Sitting on top of all of everything, GFZ Data Services has a dedicated sample catalogue that has different search filters according to sample-type material classification and that links to the sample landing pages. 

SAMIRA – Sample IGSN Registration Automation

To connect everything, GFZ Data Services has developed software called SAMIRA (Sample IGSN Registration Automation)  that reads sample descriptions from the FAIR Samples Template or from databases, writes XML following the IGSN Descriptive or DataCite Metadata Schema, and communicates with DataCite for IGSN ID registration and metadata exchange via a REST Application Programming Interface. 

The SAMIRA software is meant to be highly generic and flexible, and bridges the IGSN ID legacy system with a new one that is being developed, including the IGSN ID registration via DataCite services.
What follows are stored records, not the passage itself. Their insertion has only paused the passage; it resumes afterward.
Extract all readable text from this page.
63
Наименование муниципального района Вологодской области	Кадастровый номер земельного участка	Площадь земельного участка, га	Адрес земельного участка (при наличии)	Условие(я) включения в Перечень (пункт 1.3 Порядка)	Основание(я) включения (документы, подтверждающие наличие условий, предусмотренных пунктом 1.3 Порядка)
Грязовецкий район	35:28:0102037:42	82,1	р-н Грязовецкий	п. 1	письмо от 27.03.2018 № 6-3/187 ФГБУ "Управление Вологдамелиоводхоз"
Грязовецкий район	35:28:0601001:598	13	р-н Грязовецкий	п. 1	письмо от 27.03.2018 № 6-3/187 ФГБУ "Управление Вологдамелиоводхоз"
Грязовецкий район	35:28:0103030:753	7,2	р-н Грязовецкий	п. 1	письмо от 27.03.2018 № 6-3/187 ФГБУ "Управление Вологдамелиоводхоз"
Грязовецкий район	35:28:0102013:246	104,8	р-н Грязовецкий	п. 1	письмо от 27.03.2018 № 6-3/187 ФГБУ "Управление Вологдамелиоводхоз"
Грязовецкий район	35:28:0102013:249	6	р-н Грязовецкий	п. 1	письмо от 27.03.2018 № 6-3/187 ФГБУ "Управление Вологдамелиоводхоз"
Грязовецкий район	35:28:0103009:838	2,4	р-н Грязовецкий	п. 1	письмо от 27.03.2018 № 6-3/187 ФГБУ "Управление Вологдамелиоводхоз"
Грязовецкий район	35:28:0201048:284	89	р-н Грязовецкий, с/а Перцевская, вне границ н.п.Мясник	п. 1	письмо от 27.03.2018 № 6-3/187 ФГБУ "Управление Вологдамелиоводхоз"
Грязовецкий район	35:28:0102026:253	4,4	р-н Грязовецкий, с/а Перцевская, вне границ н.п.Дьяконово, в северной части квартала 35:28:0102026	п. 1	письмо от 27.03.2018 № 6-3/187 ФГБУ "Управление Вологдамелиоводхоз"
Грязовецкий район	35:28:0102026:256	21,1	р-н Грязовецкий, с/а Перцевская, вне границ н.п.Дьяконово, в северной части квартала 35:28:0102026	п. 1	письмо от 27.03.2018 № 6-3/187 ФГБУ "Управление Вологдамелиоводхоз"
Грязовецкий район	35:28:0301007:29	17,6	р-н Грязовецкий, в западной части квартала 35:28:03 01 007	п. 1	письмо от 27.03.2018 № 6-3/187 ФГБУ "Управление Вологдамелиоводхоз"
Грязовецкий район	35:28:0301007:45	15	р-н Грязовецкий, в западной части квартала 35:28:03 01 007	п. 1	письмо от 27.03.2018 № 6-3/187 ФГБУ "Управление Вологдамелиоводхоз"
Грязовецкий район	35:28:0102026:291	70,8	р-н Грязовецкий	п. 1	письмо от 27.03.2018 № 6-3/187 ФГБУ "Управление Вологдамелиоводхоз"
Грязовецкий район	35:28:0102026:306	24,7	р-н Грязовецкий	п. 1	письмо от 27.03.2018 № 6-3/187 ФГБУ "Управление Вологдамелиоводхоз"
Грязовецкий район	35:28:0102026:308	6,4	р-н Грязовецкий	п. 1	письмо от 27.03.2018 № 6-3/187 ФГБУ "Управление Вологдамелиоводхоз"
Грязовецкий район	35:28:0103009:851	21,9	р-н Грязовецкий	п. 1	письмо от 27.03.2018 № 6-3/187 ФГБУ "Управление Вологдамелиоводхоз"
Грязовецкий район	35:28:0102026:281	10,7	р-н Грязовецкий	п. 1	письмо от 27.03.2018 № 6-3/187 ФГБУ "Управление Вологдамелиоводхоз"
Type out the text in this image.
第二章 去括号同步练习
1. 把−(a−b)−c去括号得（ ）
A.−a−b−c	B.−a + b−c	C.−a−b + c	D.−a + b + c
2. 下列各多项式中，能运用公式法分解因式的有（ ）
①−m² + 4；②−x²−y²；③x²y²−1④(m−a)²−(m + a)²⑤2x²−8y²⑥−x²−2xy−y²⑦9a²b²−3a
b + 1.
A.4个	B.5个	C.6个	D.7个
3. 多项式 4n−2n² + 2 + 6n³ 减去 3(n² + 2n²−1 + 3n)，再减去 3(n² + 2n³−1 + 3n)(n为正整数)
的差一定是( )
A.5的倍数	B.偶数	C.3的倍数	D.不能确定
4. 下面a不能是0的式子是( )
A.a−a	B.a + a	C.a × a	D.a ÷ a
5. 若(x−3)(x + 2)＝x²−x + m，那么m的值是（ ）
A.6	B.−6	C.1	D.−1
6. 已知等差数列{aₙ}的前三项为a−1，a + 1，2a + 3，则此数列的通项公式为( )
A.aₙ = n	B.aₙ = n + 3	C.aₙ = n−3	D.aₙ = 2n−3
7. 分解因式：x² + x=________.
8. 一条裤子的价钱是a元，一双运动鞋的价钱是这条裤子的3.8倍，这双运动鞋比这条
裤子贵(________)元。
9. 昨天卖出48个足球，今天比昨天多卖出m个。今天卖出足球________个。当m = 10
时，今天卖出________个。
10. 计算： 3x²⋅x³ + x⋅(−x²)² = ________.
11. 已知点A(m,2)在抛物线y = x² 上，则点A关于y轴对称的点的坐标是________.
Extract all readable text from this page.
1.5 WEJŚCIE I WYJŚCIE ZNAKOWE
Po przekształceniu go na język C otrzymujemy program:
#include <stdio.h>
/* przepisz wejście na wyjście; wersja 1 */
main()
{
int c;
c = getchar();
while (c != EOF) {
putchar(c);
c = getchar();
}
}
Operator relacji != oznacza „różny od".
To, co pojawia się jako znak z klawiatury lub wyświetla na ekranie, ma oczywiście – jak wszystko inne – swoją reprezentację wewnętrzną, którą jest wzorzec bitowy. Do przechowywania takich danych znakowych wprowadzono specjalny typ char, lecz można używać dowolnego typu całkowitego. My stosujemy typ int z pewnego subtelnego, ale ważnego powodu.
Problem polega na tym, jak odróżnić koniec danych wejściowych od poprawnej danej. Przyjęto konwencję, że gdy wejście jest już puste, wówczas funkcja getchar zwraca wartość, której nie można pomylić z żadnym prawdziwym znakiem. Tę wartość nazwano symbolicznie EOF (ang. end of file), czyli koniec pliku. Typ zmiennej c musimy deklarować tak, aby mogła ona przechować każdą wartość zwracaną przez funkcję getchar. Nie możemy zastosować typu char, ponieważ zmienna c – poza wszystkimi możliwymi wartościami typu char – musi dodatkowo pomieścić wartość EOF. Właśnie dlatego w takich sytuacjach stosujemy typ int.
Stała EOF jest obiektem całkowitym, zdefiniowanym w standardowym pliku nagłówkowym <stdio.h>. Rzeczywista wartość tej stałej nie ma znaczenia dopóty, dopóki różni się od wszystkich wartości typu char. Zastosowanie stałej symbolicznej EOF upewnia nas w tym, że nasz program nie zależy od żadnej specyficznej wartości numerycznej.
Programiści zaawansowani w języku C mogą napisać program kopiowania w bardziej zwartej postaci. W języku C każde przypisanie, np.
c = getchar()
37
The outputs are in XML currently, but it is planned that outputs will be database entries in the next version, and eventually in JSON. The ability to generate IGSN ID landing pages is also close to being ready, and the catalogue will be connected through OAI-PMH.

Moving Forward

In the future, GFZ Data Services wants to further automatize the sample registration workflows and develop sample-type specific metadata profiles. It wants to have a full and user-friendly implementation of the controlled vocabularies in the FAIR Samples template that can be used by people and in the metadata schema. GFZ Data Services will be ready to connect to additional sample management systems and also look further into the development of sample-type specific services beyond the Earth Sciences.